Creating a Minecraft Server on Linux

Things are a bit more complicated on this platform, which is why this tutorial was left for last. If you enjoy Minecraft on Ubuntu or CentOS, you must first be aware that this tutorial requires that your system be updated to Ubuntu 16.04 or CentOS 7. It is also required that you have root SSH access to your system in order to complete the following tasks.

1. Get Java and Screen on your server

First you must install Java and Screen on your Linux device. Do this by opening a terminal and connecting to your server by entering the following command:

ssh [your-server-username]@[server-ipaddress]

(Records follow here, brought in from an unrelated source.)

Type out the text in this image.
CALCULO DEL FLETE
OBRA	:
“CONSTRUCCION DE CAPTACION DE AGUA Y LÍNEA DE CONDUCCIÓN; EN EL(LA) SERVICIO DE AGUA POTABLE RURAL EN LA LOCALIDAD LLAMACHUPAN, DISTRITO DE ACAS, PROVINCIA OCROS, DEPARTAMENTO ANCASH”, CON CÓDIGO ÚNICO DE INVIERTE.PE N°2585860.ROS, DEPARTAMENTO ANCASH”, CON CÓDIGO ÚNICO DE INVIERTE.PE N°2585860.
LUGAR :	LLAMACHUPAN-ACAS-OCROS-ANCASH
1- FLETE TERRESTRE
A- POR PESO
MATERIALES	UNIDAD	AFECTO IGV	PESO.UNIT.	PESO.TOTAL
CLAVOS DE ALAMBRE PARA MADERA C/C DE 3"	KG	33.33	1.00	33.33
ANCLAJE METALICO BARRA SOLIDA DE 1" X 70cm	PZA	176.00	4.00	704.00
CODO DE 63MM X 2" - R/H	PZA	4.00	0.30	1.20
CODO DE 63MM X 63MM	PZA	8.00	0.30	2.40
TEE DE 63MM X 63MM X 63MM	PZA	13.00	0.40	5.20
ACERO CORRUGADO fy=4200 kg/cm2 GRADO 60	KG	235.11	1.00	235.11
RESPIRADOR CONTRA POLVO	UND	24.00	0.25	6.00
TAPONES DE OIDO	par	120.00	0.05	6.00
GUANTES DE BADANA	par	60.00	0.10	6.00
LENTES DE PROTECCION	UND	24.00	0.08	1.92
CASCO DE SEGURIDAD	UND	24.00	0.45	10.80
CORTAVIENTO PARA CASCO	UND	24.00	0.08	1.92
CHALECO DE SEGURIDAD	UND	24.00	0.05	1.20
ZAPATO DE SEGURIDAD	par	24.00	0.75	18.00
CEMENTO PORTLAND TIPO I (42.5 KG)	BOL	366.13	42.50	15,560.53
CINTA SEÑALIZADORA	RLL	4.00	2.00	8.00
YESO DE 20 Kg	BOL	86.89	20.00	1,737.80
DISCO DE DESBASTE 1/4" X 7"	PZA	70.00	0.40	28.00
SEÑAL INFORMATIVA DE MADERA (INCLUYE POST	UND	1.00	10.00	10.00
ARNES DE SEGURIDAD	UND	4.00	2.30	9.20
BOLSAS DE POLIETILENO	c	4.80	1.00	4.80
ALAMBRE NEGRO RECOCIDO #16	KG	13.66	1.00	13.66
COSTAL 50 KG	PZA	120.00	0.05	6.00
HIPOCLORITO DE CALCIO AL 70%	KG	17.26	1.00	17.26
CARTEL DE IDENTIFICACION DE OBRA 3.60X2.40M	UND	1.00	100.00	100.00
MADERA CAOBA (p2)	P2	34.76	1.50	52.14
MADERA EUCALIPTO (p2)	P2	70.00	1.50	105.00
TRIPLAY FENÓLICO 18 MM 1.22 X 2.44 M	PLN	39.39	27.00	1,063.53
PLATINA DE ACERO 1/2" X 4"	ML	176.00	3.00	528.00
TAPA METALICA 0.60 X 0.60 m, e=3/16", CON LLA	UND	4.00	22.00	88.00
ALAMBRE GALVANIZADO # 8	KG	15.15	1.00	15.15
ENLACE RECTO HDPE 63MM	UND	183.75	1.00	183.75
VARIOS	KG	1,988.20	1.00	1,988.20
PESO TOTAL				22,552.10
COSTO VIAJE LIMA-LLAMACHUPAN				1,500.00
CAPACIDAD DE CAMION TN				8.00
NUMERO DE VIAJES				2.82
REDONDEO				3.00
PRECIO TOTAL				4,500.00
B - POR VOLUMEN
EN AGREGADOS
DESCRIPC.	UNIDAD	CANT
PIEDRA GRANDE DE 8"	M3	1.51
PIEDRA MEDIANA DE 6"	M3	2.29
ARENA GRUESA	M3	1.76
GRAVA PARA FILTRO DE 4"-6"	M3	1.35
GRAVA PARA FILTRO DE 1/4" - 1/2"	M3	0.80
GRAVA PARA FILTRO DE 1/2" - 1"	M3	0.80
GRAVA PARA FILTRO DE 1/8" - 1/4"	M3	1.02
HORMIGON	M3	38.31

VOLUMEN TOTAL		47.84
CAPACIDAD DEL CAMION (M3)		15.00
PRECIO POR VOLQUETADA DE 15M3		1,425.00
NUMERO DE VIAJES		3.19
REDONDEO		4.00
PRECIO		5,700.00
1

2. Check that java is installed on your system by entering the java -version command:

java -version
  • If your resulting message shows that java is not installed, run the following commands to download and install it.

Ubuntu:

    • sudo apt-get update
    • sudo apt-get install default-jdk

CentOS:

    • sudo yum update
    • sudo yum install java -y
  • Next, install Screen on your device by entering the following command:

Ubuntu:

    • sudo apt-get install screen

CentOS:

    • sudo yum install screen -y

Run your Minecraft server

Now that you have Java and Screen installed, it is time to install and run the Minecraft Server. First , create a directory (folder) to house the Minecraft server files by entering the following command in a terminal shell:

mkdir minecraft
  • Navigate to the created Minecraft directory:
cd minecraft
  • Install wget in order to be able to download the required files:

Ubuntu:

    • sudo apt-get install wget

CentOS:

    • sudo yum install wget -y
wget https://launcher.mojang.com/v1/objects/3dc3d84a581f14691199cf6831b71ed1296a9fdf/server.jar -O minecraft_server.1.14.4.jar
  • Enter the following command to run the Minecraft Server setup:
java -Xmx1024M -Xms1024M -jar minecraft_server.1.14.4.jar nogui
  • Running the setup file creates an EULA file, which must be altered to show that you accept the License Agreement. To do this, run the following command, and change the value from false to true:
sudo nano eula.txt
  • Save the file using the combination command CTRL + X, following by pressing the Y
  • Now, activate Screen using this command:
screen -S "Minecraft server 1"
  • Now that you have the server setup as well as Screen in place, it is time to run the Minecraft hosting server. Type the following command:
java -Xmx1024M -Xms1024M -jar minecraft_server.jar nogui
  • Now, here’s the explanation of what all that was entered in that command means. The Minecraft requires a minimum of 1024 MB of RAM to run. This equates to 1 GB. If you wish to increase the amount of RAM allocated to the server, you can change the value to 2048 or higher.

Final Lap

That’s it! Your server now runs in the background on your Linux system. When you are ready to dismiss Screen, use the key combination CTRL + A, then When you want to reopen a Screen window, type the following command:

screen -r

If you need to make changes to your server’s settings, use the nano file editor like so:

nano ~/minecraft/server.properties

Conclusion

Creating a Minecraft hosting server is that simple, regardless of the platform you are using. By following these simple steps, you can take your Minecraft experience and that of your friends to new heights. Be careful when changing server settings, as the slightest incorrect alteration might cause unwanted effects. Most importantly, be safe, and have fun.